Seeing Sound, Hearing Sight: Uncovering Modality Bias and Conflict of AI models in Sound Localization
Journal:
arXiv
Published Date:
May 16, 2025
Abstract
Imagine hearing a dog bark and turning toward the sound only to see a parked
car, while the real, silent dog sits elsewhere. Such sensory conflicts test
perception, yet humans reliably resolve them by prioritizing sound over
misleading visuals. Despite advances in multimodal AI integrating vision and
audio, little is known about how these systems handle cross-modal conflicts or
whether they favor one modality. In this study, we systematically examine
modality bias and conflict resolution in AI sound localization. We assess
leading multimodal models and benchmark them against human performance in
psychophysics experiments across six audiovisual conditions, including
congruent, conflicting, and absent cues.
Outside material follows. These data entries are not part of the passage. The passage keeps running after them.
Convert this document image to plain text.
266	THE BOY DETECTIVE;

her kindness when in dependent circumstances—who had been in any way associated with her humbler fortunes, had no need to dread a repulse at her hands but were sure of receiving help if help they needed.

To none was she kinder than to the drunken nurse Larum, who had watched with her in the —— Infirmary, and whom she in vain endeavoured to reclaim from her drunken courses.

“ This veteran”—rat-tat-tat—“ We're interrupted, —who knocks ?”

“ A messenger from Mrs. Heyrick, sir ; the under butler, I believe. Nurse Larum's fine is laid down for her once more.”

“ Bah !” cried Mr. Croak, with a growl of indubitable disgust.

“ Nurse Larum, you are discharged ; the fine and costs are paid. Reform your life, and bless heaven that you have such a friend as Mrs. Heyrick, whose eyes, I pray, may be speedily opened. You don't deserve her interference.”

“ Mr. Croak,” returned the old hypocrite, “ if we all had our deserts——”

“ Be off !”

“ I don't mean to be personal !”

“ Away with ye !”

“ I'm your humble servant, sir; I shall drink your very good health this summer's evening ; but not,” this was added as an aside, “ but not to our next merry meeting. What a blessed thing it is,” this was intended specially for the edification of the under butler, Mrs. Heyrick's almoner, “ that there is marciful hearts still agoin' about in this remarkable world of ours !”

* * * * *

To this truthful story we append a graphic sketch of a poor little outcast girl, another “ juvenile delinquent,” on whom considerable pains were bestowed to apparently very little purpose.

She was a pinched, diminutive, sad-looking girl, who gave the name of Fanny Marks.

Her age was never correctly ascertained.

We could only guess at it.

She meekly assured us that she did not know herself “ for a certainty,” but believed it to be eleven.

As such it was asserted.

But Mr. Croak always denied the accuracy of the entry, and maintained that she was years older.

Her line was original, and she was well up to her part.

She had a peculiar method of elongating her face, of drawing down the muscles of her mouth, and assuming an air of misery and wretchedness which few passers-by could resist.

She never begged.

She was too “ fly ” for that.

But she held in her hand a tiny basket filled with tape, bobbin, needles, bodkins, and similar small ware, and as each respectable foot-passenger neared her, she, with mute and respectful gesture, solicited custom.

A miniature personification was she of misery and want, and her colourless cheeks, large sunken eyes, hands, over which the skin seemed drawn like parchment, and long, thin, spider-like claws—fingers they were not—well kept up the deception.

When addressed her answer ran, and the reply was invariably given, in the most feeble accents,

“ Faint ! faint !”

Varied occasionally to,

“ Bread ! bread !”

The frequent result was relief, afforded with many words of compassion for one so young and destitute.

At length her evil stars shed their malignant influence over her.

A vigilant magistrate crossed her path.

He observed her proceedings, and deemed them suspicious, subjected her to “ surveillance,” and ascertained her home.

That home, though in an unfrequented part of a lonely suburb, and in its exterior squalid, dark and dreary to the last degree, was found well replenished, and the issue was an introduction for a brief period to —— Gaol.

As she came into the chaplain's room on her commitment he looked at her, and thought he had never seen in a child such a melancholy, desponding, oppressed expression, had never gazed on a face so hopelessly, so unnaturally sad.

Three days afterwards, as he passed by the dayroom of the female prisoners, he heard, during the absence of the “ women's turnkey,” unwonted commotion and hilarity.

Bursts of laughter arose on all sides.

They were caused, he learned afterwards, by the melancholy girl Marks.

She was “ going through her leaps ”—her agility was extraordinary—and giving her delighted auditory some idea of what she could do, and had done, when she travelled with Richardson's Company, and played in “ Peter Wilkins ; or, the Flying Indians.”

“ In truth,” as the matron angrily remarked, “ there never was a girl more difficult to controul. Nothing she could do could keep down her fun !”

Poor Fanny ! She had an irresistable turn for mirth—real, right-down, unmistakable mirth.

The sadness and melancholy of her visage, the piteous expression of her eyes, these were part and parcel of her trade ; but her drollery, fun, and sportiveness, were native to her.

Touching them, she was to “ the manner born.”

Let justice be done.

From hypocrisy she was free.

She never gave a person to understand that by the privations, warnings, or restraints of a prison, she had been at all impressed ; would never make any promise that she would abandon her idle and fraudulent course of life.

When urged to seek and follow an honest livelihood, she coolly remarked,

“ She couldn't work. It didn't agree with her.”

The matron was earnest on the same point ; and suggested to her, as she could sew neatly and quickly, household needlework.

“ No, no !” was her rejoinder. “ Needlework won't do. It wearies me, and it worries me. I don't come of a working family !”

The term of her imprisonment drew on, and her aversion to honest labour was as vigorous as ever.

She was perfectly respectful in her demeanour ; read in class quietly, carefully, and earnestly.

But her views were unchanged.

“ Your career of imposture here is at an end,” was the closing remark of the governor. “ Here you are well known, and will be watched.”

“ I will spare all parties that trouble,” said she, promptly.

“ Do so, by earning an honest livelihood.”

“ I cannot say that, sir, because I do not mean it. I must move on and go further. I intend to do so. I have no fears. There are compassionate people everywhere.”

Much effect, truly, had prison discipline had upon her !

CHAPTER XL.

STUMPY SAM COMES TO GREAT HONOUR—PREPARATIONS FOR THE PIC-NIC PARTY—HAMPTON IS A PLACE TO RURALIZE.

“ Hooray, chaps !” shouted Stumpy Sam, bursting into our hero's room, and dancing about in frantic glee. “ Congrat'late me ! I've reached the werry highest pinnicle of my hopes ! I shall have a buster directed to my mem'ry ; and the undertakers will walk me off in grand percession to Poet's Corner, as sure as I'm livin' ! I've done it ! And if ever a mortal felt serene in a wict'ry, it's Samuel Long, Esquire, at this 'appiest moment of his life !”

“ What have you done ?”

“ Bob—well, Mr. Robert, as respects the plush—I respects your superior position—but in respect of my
Humans consistently outperform AI,
demonstrating superior resilience to conflicting or missing visuals by relying
on auditory information. In contrast, AI models often default to visual input,
degrading performance to near chance levels. To address this, we finetune a
state-of-the-art model using a stereo audio-image dataset generated via 3D
simulations. Even with limited training data, the refined model surpasses
existing benchmarks. Notably, it also mirrors human-like horizontal
localization bias favoring left-right precision-likely due to the stereo audio
structure reflecting human ear placement. These findings underscore how sensory
input quality and system architecture shape multimodal representation accuracy.